Entropy Balancing
Entropy balancing is a method for matching treatment and control observations that comes from Hainmueller (2012). It constructs a set of matching weights that, by design, forces certain balance metrics to hold. This means that, like with Coarsened Exact Matching there is no need to iterate on a matching model by performing the match, checking the balance, and trying different parameters to improve balance. However, unlike coarsened exact matching, entropy balancing does not require enormous data sets or drop large portions of the sample.
Entropy balancing requires a set of balance conditions to be provided. These are often of the form “the mean of matching variable \(A\) must be the same between treated and control observations,” i.e.
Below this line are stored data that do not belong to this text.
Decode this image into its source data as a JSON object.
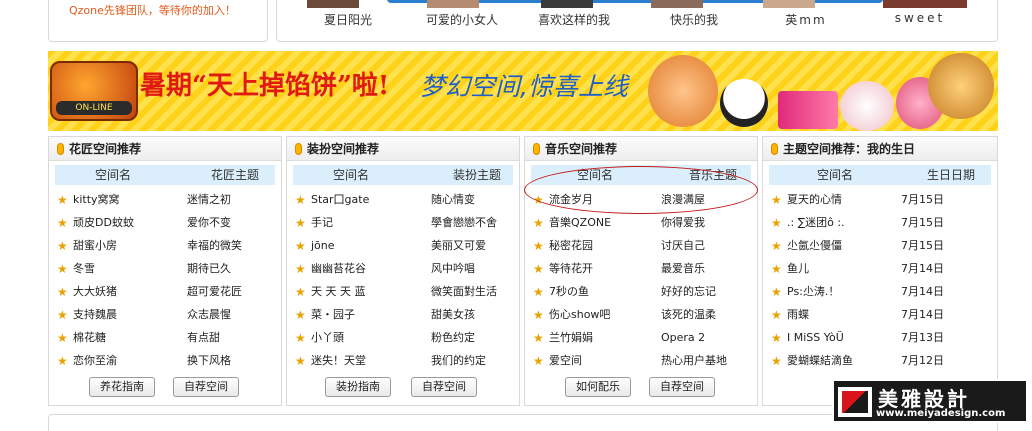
{
  "top": {
    "tagline": "Qzone先锋团队，等待你的加入！",
    "thumbs": [
      "夏日阳光",
      "可爱的小女人",
      "喜欢这样的我",
      "快乐的我",
      "英mm",
      "sweet"
    ]
  },
  "banner": {
    "logo_text": "ON-LINE",
    "headline": "暑期“天上掉馅饼”啦!",
    "subline": "梦幻空间,惊喜上线"
  },
  "panels": [
    {
      "title": "花匠空间推荐",
      "col1": "空间名",
      "col2": "花匠主题",
      "rows": [
        {
          "name": "kitty窝窝",
          "theme": "迷情之初"
        },
        {
          "name": "顽皮DD蚊蚊",
          "theme": "爱你不变"
        },
        {
          "name": "甜蜜小房",
          "theme": "幸福的微笑"
        },
        {
          "name": "冬雪",
          "theme": "期待已久"
        },
        {
          "name": "大大妖猪",
          "theme": "超可爱花匠"
        },
        {
          "name": "支持魏晨",
          "theme": "众志晨惺"
        },
        {
          "name": "棉花糖",
          "theme": "有点甜"
        },
        {
          "name": "恋你至渝",
          "theme": "换下风格"
        }
      ],
      "buttons": [
        "养花指南",
        "自荐空间"
      ]
    },
    {
      "title": "装扮空间推荐",
      "col1": "空间名",
      "col2": "装扮主题",
      "rows": [
        {
          "name": "Star囗gate",
          "theme": "随心情变"
        },
        {
          "name": "手记",
          "theme": "學會戀戀不舍"
        },
        {
          "name": "jōne",
          "theme": "美丽又可爱"
        },
        {
          "name": "幽幽苔花谷",
          "theme": "风中吟唱"
        },
        {
          "name": "天 天 天 蓝",
          "theme": "微笑面對生活"
        },
        {
          "name": "菜・园子",
          "theme": "甜美女孩"
        },
        {
          "name": "小丫頭",
          "theme": "粉色约定"
        },
        {
          "name": "迷失！天堂",
          "theme": "我们的约定"
        }
      ],
      "buttons": [
        "装扮指南",
        "自荐空间"
      ]
    },
    {
      "title": "音乐空间推荐",
      "col1": "空间名",
      "col2": "音乐主题",
      "rows": [
        {
          "name": "流金岁月",
          "theme": "浪漫满屋"
        },
        {
          "name": "音樂QZONE",
          "theme": "你得爱我"
        },
        {
          "name": "秘密花园",
          "theme": "讨厌自己"
        },
        {
          "name": "等待花开",
          "theme": "最爱音乐"
        },
        {
          "name": "7秒の鱼",
          "theme": "好好的忘记"
        },
        {
          "name": "伤心show吧",
          "theme": "该死的温柔"
        },
        {
          "name": "兰竹娟娟",
          "theme": "Opera 2"
        },
        {
          "name": "爱空间",
          "theme": "热心用户基地"
        }
      ],
      "buttons": [
        "如何配乐",
        "自荐空间"
      ]
    },
    {
      "title": "主题空间推荐：我的生日",
      "col1": "空间名",
      "col2": "生日日期",
      "rows": [
        {
          "name": "夏天的心情",
          "theme": "7月15日"
        },
        {
          "name": ".: ∑迷团ô :.",
          "theme": "7月15日"
        },
        {
          "name": "尐氤尐僈僵",
          "theme": "7月15日"
        },
        {
          "name": "鱼儿",
          "theme": "7月14日"
        },
        {
          "name": "Ps:尐涛.！",
          "theme": "7月14日"
        },
        {
          "name": "雨蝶",
          "theme": "7月14日"
        },
        {
          "name": "I MiSS YòÜ",
          "theme": "7月13日"
        },
        {
          "name": "愛蝴蝶結滴鱼",
          "theme": "7月12日"
        }
      ],
      "buttons": []
    }
  ],
  "watermark": {
    "title": "美雅設計",
    "url": "www.meiyadesign.com"
  },
  "colors": {
    "banner_yellow": "#ffd21a",
    "headline_red": "#e01a12",
    "subline_blue": "#1f5fc8",
    "header_blue": "#dbeefb",
    "annotation_red": "#c21a1a"
  }
}
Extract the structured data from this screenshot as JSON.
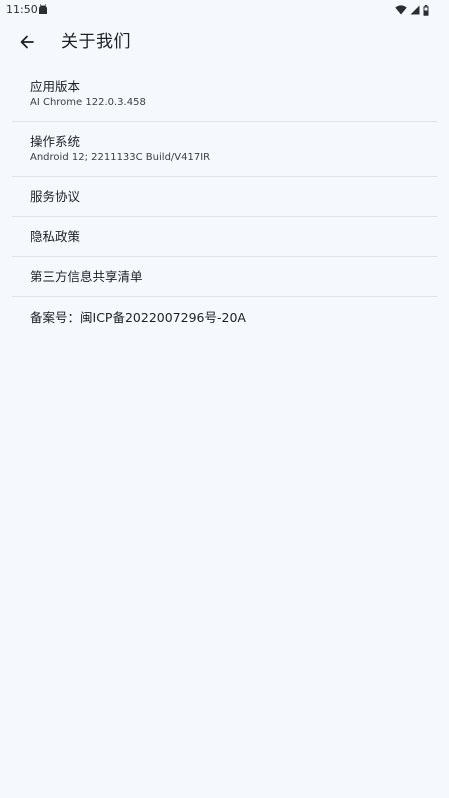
{
  "status_bar": {
    "time": "11:50",
    "icons": [
      "android-icon",
      "wifi-icon",
      "cell-signal-icon",
      "battery-icon"
    ]
  },
  "header": {
    "back_icon": "arrow-left-icon",
    "title": "关于我们"
  },
  "items": [
    {
      "title": "应用版本",
      "subtitle": "AI Chrome 122.0.3.458"
    },
    {
      "title": "操作系统",
      "subtitle": "Android 12; 2211133C Build/V417IR"
    },
    {
      "title": "服务协议"
    },
    {
      "title": "隐私政策"
    },
    {
      "title": "第三方信息共享清单"
    }
  ],
  "beian": {
    "label": "备案号：",
    "value": "闽ICP备2022007296号-20A"
  },
  "colors": {
    "background": "#f5f9fd",
    "divider": "#dfe3e8",
    "text": "#1d1f24"
  }
}
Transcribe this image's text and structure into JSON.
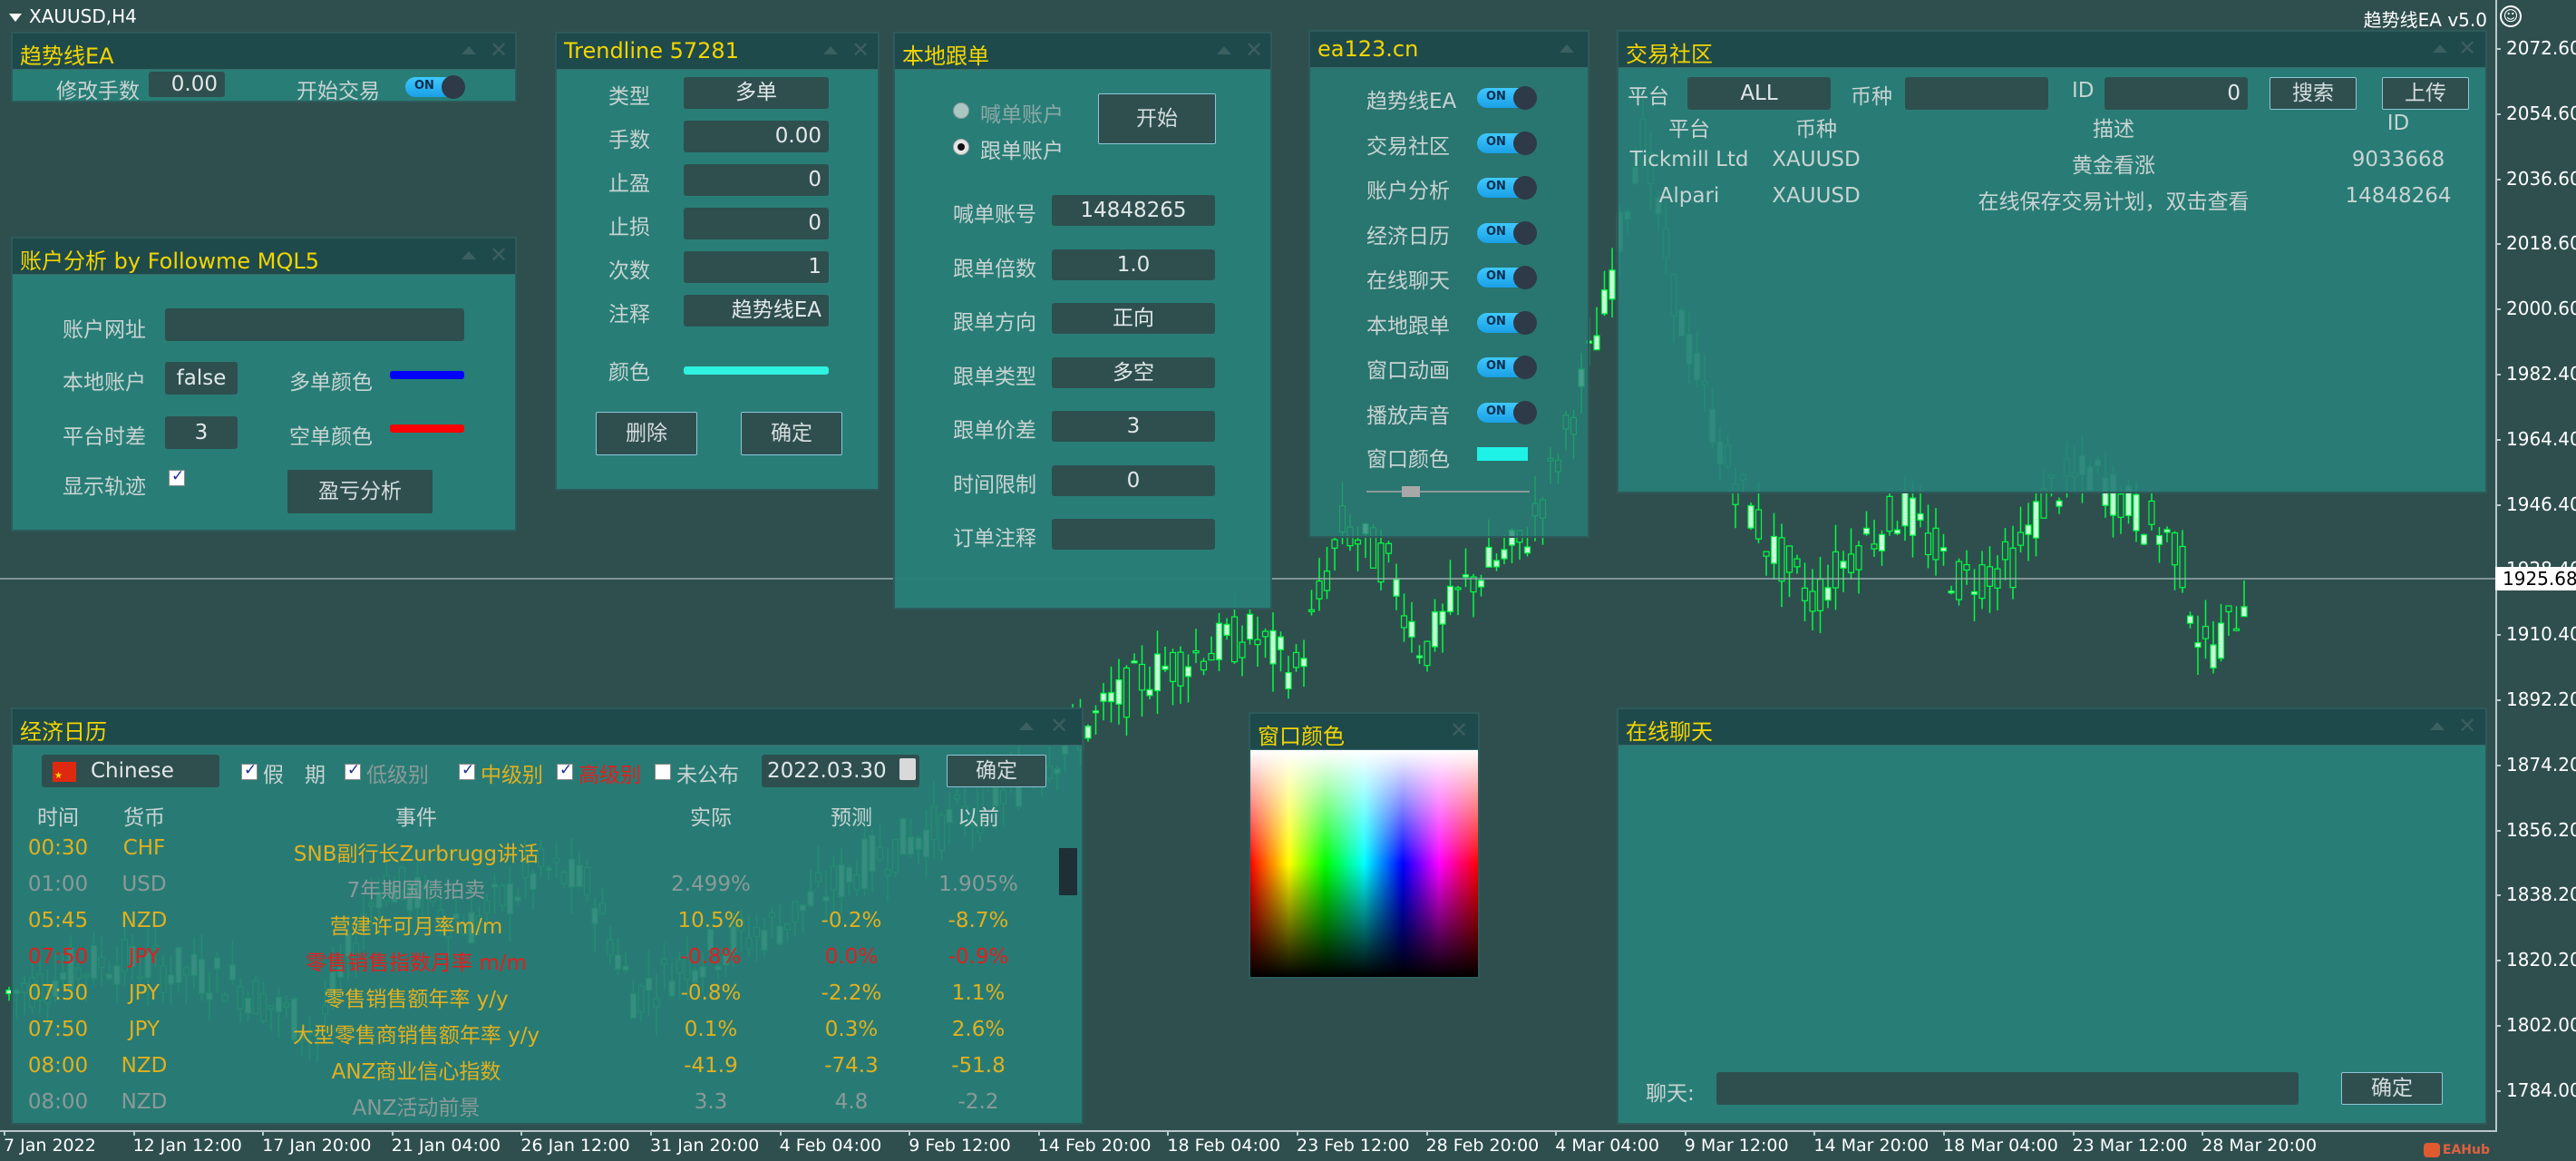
{
  "window": {
    "symbol_title": "XAUUSD,H4",
    "ea_label": "趋势线EA v5.0",
    "smiley_icon": "☺",
    "watermark": "EAHub"
  },
  "price_axis": {
    "labels": [
      "2072.60",
      "2054.60",
      "2036.60",
      "2018.60",
      "2000.60",
      "1982.40",
      "1964.40",
      "1946.40",
      "1928.40",
      "1910.40",
      "1892.20",
      "1874.20",
      "1856.20",
      "1838.20",
      "1820.20",
      "1802.00",
      "1784.00"
    ],
    "current_price": "1925.68"
  },
  "time_axis": {
    "labels": [
      "7 Jan 2022",
      "12 Jan 12:00",
      "17 Jan 20:00",
      "21 Jan 04:00",
      "26 Jan 12:00",
      "31 Jan 20:00",
      "4 Feb 04:00",
      "9 Feb 12:00",
      "14 Feb 20:00",
      "18 Feb 04:00",
      "23 Feb 12:00",
      "28 Feb 20:00",
      "4 Mar 04:00",
      "9 Mar 12:00",
      "14 Mar 20:00",
      "18 Mar 04:00",
      "23 Mar 12:00",
      "28 Mar 20:00"
    ]
  },
  "trend_ea_panel": {
    "title": "趋势线EA",
    "lot_label": "修改手数",
    "lot_value": "0.00",
    "start_trading_label": "开始交易",
    "start_trading_toggle": "ON",
    "minimize_icon": "▲",
    "close_icon": "✕"
  },
  "account_panel": {
    "title": "账户分析 by Followme MQL5",
    "url_label": "账户网址",
    "url_value": "",
    "local_account_label": "本地账户",
    "local_account_value": "false",
    "long_color_label": "多单颜色",
    "long_color": "#0000ff",
    "timezone_label": "平台时差",
    "timezone_value": "3",
    "short_color_label": "空单颜色",
    "short_color": "#ff0000",
    "show_track_label": "显示轨迹",
    "show_track_checked": true,
    "pnl_button": "盈亏分析",
    "minimize_icon": "▲",
    "close_icon": "✕"
  },
  "trendline_panel": {
    "title": "Trendline 57281",
    "fields": [
      {
        "label": "类型",
        "value": "多单"
      },
      {
        "label": "手数",
        "value": "0.00"
      },
      {
        "label": "止盈",
        "value": "0"
      },
      {
        "label": "止损",
        "value": "0"
      },
      {
        "label": "次数",
        "value": "1"
      },
      {
        "label": "注释",
        "value": "趋势线EA"
      }
    ],
    "color_label": "颜色",
    "color_value": "#2ef2e0",
    "delete_button": "删除",
    "confirm_button": "确定",
    "minimize_icon": "▲",
    "close_icon": "✕"
  },
  "copy_panel": {
    "title": "本地跟单",
    "radio_signal": "喊单账户",
    "radio_follow": "跟单账户",
    "selected_radio": "跟单账户",
    "start_button": "开始",
    "fields": [
      {
        "label": "喊单账号",
        "value": "14848265"
      },
      {
        "label": "跟单倍数",
        "value": "1.0"
      },
      {
        "label": "跟单方向",
        "value": "正向"
      },
      {
        "label": "跟单类型",
        "value": "多空"
      },
      {
        "label": "跟单价差",
        "value": "3"
      },
      {
        "label": "时间限制",
        "value": "0"
      },
      {
        "label": "订单注释",
        "value": ""
      }
    ],
    "minimize_icon": "▲",
    "close_icon": "✕"
  },
  "settings_panel": {
    "title": "ea123.cn",
    "toggles": [
      {
        "label": "趋势线EA",
        "state": "ON"
      },
      {
        "label": "交易社区",
        "state": "ON"
      },
      {
        "label": "账户分析",
        "state": "ON"
      },
      {
        "label": "经济日历",
        "state": "ON"
      },
      {
        "label": "在线聊天",
        "state": "ON"
      },
      {
        "label": "本地跟单",
        "state": "ON"
      },
      {
        "label": "窗口动画",
        "state": "ON"
      },
      {
        "label": "播放声音",
        "state": "ON"
      }
    ],
    "window_color_label": "窗口颜色",
    "window_color": "#1ef2e6",
    "opacity_slider": 0.27,
    "minimize_icon": "▲"
  },
  "community_panel": {
    "title": "交易社区",
    "platform_label": "平台",
    "platform_value": "ALL",
    "symbol_label": "币种",
    "symbol_value": "",
    "id_label": "ID",
    "id_value": "0",
    "search_button": "搜索",
    "upload_button": "上传",
    "columns": [
      "平台",
      "币种",
      "描述",
      "ID"
    ],
    "rows": [
      [
        "Tickmill Ltd",
        "XAUUSD",
        "黄金看涨",
        "9033668"
      ],
      [
        "Alpari",
        "XAUUSD",
        "在线保存交易计划，双击查看",
        "14848264"
      ]
    ],
    "minimize_icon": "▲",
    "close_icon": "✕"
  },
  "calendar_panel": {
    "title": "经济日历",
    "language": "Chinese",
    "filters": [
      {
        "label": "假　期",
        "checked": true,
        "color": "#c8d3d3"
      },
      {
        "label": "低级别",
        "checked": true,
        "color": "#8a9a9a"
      },
      {
        "label": "中级别",
        "checked": true,
        "color": "#e0b020"
      },
      {
        "label": "高级别",
        "checked": true,
        "color": "#e02020"
      },
      {
        "label": "未公布",
        "checked": false,
        "color": "#c8d3d3"
      }
    ],
    "date": "2022.03.30",
    "confirm_button": "确定",
    "columns": [
      "时间",
      "货币",
      "事件",
      "实际",
      "预测",
      "以前"
    ],
    "rows": [
      {
        "time": "00:30",
        "currency": "CHF",
        "event": "SNB副行长Zurbrugg讲话",
        "actual": "",
        "forecast": "",
        "previous": "",
        "level": "medium"
      },
      {
        "time": "01:00",
        "currency": "USD",
        "event": "7年期国债拍卖",
        "actual": "2.499%",
        "forecast": "",
        "previous": "1.905%",
        "level": "low"
      },
      {
        "time": "05:45",
        "currency": "NZD",
        "event": "营建许可月率m/m",
        "actual": "10.5%",
        "forecast": "-0.2%",
        "previous": "-8.7%",
        "level": "medium"
      },
      {
        "time": "07:50",
        "currency": "JPY",
        "event": "零售销售指数月率 m/m",
        "actual": "-0.8%",
        "forecast": "0.0%",
        "previous": "-0.9%",
        "level": "high"
      },
      {
        "time": "07:50",
        "currency": "JPY",
        "event": "零售销售额年率 y/y",
        "actual": "-0.8%",
        "forecast": "-2.2%",
        "previous": "1.1%",
        "level": "medium"
      },
      {
        "time": "07:50",
        "currency": "JPY",
        "event": "大型零售商销售额年率 y/y",
        "actual": "0.1%",
        "forecast": "0.3%",
        "previous": "2.6%",
        "level": "medium"
      },
      {
        "time": "08:00",
        "currency": "NZD",
        "event": "ANZ商业信心指数",
        "actual": "-41.9",
        "forecast": "-74.3",
        "previous": "-51.8",
        "level": "medium"
      },
      {
        "time": "08:00",
        "currency": "NZD",
        "event": "ANZ活动前景",
        "actual": "3.3",
        "forecast": "4.8",
        "previous": "-2.2",
        "level": "low"
      }
    ],
    "level_colors": {
      "low": "#8a9a9a",
      "medium": "#e0b020",
      "high": "#e02020"
    },
    "minimize_icon": "▲",
    "close_icon": "✕"
  },
  "color_panel": {
    "title": "窗口颜色",
    "close_icon": "✕"
  },
  "chat_panel": {
    "title": "在线聊天",
    "chat_label": "聊天:",
    "chat_value": "",
    "send_button": "确定",
    "minimize_icon": "▲",
    "close_icon": "✕"
  },
  "colors": {
    "background": "#2f4f4f",
    "panel": "#28807a",
    "panel_header": "#1f4a4c",
    "title_text": "#f2d500",
    "candle": "#00ff40"
  }
}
\[\sum_{i|D_i=0}w_iA_i = \sum_{i|D_i=1}A_i\]where \(D_i\) indicates treatment status and \(w_i\) are the matching weights, and similarly for other variables for which the mean should match. However, other conditions can also be included, such as matching to equalize the variance of a matching variable, or the skewness, and so on. This is sort of like the Generalized Method of Moments
Then, the entropy balancing algorithm searches for a set of matching weights \(w_i\) that best satisfies the set of balance conditions. These matching weights can then be used to weight an analysis comparing the treated and control groups to remove measured confounding between them.
Keep in Mind
- You must specify all the conditions you would like to match on. Adding more and more conditions may improve the amount of balance, but also make it more likely that the match process will fail.
Also Consider
Implementations
These examples use data from Broockman (2013).
R
Entropy balancing can be implemented in R using the ebal package.
# R CODE
library(ebal); library(tidyverse)
br <- read_csv('https://github.com/LOST-STATS/lost-stats.github.io/raw/source/Model_Estimation/Matching/Data/broockman2013.csv')
# Outcome
Y <- br %>%
pull(responded)
# Treatment
D <- br %>%
pull(leg_black)
# Matching variables
X <- br %>%
select(medianhhincom, blackpercent, leg_democrat) %>%
# Add square terms to match variances if we like
mutate(incsq = medianhhincom^2,
bpsq = blackpercent^2) %>%
as.matrix()
eb <- ebalance(D, X)
# Get weights for usage elsewhere
# Noting that this contains only control weights
br_treat <- br %>%
filter(leg_black == 1) %>%
mutate(weights = 1)
br_con <- br %>%
filter(leg_black == 0) %>%
mutate(weights = eb$w)
br <- bind_rows(br_treat, br_con)
# Compare outcome (responded) between groups after matching
m <- lm(responded ~ leg_black, data = br, weights = weights)
summary(m)
Stata
Entropy balancing can be implemented in Stata using the ebalance package.
* STATA CODE
* If necessary:
* ssc install ebalance
import delimited "https://github.com/LOST-STATS/lost-stats.github.io/raw/source/Model_Estimation/Matching/Data/broockman2013.csv", clear
* Specify the treatment and matching variables
* And then in targets() specify which moments to match
* 1 for means, 2 for variances, 3 for skew
* Let's do means and variances for our continuous variables
* and just means for our binary matching variable (leg_democrat)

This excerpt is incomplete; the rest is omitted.